La Bataille de Midway amène un terrible baroud d'honneur : celui d'un genre cinématographique en voie d'extinction, la Seconde Guerre Mondiale laissant sa place à la Guerre du Vietnam, et d'une troupe d'anciennes légendes du cinéma hollywoodien relayées au stade de seconds rôles et de figurants. Charlton Heston et Henry Fonda, les deux plus en avant du côté des ricains, donnent la réplique aux courtes apparitions de Robert Mitchum, James Coburn, Glenn Ford, Robert Wagner j'en passe, et des meilleurs.
Tous réunis dans un projet qui sent bon le casting d'il y a environ quinze ans (le dernier à réussir l'entreprise de réunir autant de visages connus dans un grand film sera Un Pont trop loin, sorti l'année d'après), on ne pouvait qu'être impatient de retrouver toutes ces stars à la fin de leur carrière : fatigués, peu investis, on ne retiendra de ces grands noms que le dynamisme d'Heston et le charisme envahissant du monstre Toshirõ Mifune.
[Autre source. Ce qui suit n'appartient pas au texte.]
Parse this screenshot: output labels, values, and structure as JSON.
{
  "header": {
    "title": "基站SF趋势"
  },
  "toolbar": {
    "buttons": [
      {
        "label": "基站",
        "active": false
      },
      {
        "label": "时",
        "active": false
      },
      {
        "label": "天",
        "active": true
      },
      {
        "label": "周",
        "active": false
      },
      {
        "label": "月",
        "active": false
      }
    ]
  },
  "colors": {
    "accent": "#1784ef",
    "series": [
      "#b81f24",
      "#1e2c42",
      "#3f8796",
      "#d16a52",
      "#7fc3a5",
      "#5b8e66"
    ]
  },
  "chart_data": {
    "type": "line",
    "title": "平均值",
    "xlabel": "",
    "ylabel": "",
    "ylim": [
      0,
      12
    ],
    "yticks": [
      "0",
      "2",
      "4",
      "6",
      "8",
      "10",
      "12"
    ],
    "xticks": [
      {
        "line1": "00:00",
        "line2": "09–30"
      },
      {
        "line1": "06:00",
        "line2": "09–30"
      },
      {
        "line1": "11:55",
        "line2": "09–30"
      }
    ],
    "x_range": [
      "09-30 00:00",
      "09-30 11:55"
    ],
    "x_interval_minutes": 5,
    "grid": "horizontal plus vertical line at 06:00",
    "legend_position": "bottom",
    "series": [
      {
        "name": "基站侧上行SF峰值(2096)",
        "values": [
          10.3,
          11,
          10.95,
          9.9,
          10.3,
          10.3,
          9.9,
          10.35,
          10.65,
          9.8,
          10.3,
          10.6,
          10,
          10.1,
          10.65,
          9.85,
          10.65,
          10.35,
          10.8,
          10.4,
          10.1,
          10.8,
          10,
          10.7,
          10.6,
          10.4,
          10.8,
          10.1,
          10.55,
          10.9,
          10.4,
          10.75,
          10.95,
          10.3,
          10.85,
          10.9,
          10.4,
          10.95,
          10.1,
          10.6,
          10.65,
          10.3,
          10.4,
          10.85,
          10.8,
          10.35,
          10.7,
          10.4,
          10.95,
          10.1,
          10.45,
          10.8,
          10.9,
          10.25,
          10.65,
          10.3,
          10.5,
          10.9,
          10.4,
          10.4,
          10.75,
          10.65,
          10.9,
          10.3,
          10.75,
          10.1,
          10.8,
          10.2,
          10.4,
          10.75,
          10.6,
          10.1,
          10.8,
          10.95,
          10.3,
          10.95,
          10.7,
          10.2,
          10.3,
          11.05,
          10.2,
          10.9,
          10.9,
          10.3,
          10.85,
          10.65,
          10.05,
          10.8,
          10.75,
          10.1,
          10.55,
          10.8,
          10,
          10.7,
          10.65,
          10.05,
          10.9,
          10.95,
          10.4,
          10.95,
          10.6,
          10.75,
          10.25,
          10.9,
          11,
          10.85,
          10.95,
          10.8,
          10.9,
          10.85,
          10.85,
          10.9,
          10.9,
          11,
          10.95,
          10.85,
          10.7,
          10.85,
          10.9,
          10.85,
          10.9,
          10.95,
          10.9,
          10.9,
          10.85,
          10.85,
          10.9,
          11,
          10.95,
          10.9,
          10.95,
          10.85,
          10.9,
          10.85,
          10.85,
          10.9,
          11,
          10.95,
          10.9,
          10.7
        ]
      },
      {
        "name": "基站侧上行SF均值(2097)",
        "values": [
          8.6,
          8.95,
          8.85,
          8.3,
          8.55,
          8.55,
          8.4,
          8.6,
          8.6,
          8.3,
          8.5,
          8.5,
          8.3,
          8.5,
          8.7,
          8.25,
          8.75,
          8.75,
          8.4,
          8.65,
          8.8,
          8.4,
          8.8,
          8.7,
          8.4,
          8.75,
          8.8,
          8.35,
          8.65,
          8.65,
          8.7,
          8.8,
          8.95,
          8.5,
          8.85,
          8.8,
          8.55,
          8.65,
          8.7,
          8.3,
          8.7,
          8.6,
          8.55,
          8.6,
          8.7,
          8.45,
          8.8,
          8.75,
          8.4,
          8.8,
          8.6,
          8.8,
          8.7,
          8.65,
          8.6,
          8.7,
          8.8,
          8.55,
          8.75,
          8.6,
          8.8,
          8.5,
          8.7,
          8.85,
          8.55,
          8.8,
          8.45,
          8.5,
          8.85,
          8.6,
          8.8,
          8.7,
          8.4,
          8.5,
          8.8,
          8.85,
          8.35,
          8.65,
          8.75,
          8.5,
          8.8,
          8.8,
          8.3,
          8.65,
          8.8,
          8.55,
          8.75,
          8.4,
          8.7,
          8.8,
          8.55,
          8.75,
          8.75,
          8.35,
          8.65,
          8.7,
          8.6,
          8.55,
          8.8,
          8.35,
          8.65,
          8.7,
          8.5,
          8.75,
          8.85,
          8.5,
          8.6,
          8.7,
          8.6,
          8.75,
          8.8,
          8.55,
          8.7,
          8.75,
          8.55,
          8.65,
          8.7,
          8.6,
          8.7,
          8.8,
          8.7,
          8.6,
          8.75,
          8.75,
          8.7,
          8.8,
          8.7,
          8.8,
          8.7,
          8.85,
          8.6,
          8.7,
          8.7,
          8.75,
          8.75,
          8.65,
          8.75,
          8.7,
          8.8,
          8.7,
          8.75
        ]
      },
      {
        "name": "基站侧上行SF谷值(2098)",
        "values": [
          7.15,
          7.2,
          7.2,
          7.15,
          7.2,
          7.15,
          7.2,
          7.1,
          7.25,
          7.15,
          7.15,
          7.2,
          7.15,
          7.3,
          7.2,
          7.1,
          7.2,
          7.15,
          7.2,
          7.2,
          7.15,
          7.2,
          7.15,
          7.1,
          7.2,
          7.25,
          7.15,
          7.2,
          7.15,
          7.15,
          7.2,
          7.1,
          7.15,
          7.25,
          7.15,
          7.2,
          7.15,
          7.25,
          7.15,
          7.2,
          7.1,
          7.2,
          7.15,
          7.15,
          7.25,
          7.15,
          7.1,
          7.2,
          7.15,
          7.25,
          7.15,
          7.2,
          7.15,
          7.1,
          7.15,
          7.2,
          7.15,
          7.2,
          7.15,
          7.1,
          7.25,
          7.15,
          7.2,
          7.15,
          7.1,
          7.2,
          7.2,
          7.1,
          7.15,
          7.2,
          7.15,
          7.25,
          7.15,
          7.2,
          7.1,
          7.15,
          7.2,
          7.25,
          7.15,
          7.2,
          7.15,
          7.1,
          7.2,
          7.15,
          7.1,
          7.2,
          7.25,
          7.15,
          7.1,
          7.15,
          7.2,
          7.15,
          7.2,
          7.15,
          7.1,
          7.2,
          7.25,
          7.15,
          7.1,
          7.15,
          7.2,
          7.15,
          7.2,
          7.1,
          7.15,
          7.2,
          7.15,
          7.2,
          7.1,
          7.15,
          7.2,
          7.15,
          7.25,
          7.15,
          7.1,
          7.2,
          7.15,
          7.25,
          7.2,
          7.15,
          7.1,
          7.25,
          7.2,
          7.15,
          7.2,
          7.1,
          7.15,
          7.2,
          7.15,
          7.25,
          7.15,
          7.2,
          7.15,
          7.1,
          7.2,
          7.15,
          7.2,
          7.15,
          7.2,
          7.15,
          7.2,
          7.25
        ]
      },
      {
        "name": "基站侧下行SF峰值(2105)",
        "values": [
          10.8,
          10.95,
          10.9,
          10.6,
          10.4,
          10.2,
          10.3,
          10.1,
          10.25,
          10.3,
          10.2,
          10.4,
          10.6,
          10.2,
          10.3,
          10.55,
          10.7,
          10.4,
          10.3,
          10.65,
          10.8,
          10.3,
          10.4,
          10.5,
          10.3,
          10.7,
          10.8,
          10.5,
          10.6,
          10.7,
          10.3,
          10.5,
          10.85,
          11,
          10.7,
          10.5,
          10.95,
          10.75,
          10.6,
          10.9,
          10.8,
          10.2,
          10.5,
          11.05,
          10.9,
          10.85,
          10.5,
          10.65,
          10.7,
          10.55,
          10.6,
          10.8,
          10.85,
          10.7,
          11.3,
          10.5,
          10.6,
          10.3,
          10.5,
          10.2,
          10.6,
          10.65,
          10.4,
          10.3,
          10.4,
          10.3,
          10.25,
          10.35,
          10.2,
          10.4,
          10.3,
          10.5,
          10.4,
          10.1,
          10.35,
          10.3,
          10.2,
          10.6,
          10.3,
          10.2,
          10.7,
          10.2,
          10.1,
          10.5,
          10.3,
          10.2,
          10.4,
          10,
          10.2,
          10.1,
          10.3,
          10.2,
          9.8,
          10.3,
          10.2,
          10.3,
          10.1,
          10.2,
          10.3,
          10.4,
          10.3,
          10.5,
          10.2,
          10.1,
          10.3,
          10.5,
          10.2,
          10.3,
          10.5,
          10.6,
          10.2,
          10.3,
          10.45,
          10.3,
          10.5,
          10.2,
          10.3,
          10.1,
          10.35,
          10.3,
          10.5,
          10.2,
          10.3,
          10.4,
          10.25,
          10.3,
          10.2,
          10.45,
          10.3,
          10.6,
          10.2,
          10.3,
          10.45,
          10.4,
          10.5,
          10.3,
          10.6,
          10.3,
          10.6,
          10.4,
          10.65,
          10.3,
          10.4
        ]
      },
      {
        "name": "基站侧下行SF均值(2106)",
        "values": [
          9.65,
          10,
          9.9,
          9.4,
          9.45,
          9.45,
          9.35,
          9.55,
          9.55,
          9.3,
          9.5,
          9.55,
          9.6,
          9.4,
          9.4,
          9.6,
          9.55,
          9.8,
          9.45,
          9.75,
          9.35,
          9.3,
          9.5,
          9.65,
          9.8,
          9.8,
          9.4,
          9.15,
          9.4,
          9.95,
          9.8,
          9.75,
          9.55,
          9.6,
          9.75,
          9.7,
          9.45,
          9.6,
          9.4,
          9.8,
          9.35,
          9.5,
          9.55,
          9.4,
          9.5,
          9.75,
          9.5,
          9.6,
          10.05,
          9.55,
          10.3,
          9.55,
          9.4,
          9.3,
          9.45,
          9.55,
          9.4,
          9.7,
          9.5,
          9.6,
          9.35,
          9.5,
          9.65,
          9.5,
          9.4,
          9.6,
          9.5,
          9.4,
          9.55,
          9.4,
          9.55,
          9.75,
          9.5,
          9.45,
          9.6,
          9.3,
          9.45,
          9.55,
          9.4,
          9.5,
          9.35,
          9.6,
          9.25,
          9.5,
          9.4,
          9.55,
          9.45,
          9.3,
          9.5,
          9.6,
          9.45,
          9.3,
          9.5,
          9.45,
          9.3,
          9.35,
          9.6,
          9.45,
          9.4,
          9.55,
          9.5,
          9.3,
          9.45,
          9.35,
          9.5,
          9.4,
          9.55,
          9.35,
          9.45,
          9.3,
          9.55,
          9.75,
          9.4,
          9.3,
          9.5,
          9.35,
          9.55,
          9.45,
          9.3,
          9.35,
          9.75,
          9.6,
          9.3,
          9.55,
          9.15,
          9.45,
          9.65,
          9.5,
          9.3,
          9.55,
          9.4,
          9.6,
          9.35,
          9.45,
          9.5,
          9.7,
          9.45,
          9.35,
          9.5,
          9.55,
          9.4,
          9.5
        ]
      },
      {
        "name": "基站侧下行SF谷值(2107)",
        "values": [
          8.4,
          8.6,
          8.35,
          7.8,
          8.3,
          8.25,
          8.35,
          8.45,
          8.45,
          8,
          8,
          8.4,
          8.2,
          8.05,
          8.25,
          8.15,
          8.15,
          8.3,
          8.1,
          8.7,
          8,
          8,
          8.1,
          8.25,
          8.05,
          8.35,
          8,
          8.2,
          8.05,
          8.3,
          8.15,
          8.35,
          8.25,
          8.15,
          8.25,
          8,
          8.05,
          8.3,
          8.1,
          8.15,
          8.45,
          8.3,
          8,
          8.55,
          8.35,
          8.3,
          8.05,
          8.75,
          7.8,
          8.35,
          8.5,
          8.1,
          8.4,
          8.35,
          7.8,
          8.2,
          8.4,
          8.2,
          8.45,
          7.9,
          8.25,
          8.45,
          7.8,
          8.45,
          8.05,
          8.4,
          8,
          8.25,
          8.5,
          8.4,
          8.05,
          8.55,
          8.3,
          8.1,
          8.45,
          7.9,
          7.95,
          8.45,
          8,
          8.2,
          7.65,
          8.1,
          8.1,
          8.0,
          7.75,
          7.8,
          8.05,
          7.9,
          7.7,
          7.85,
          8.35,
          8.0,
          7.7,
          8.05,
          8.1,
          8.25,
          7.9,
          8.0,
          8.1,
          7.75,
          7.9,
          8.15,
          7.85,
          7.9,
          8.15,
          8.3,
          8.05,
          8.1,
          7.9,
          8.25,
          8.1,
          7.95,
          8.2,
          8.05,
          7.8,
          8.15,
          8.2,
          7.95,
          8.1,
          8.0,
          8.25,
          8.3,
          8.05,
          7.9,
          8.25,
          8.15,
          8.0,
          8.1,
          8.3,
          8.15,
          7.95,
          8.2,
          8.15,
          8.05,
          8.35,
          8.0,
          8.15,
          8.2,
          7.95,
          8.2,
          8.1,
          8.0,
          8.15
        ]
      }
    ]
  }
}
Il n'y aura vraisemblablement que ce duo pour camper des personnages avec un minimum de profondeur et d'enjeux, les deux incarnant la rivalité de camps adverses se respectant relativement. A la présence également magnétique de l'américain de La Planète des Singes, les réalisateur Jack Smight et scénariste Donald S. Sanford ajoutèrent une histoire d'amour concernant le fils du personnage d'Heston (le Capitaine Matt Garth) avec une japonaise.
Si la nature de leur relation sert principalement de propagande en faveur de l'Amérique (le japonais, raciste, ne veut pas que sa fille sorte avec un américain, ce dernier ne méprisant aucunement la population qu'il combat; si seulement cela avait été vrai), ce qu'on considérait injustement au départ comme du remplissage peu pertinent prend, la dernière demi-heure survenue, une toute autre mesure sauvant l'oeuvre d'un vide d'enjeux de ses personnages.
Jusqu'ici, on ne savait pas trop à qui se rattacher : les personnages n'étant pas attachants pour leur histoire de vie, seulement parce qu'ils sont campés par des acteurs très célèbres, le long-métrage ne connaissait aucun enjeu à échelle humaine, pas d'élément auquel le spectateur pouvait se rattacher pour s'identifier aux hommes en plein combat, pour entrer en empathie avec eux quand il les voit combattre, mourir, brûler.
Cette intrigue amoureuse entraîne justement l'oeuvre dans une profondeur de sentiments inattendue : tout aussi simpliste qu'elle puisse être, elle solidifie la relation père/fils entre Heston et Edward Albert (très juste en aviateur sentimental), ce dernier dénichant une profondeur à son personnage surprenante; comment se douter, après la première heure brouillonne et peu trépidante, qu'on s'inquiètera à ce point du destin de plusieurs soldats?
C'est qu'il manquait d'intérêt, jusqu'ici; perdu dans une première partie tout en dialogue, en plans, en organisation (partagée entre deux camps, les états-majors américain et japonais), sans nous avoir au préalable présenté la situation, ses intervenants, ce qui s'y joue à échelle humaine, il crée de fait une distance avec le spectateur par la trop grande place laissée à la technique purement militaire qui le sortent de l'intrigue, avant de le rattraper en plein vol par le biais de ses saisissants combats aériens.
Par l'association d'archives et de plans renversants de réalisme, La Bataille de Midway fait comprendre l'utilité de la lenteur et de la complexité de sa première heure en présentant un spectacle grandiose, spectaculaire, bien plus réaliste et trépidant que sa version modernisée et pleine de CGI douteux, Midway, plus proche du jeu-vidéo que de la guerre, pleine d'horreurs, de coups de chance, de malchance et de destins brisés.
Jusqu'à cette fin terrible, où l'on se rend compte avec stupeur qu'on ne suivait pas un film héroïque, mais bien une tragédie sans happy end possible. C'est aussi et surtout cela, la guerre : le malheur, le désespoir, et la certitude qu'il ne suffit pas d'être un homme bon pour en revenir. Les hommes de Midway en auront fait les frais.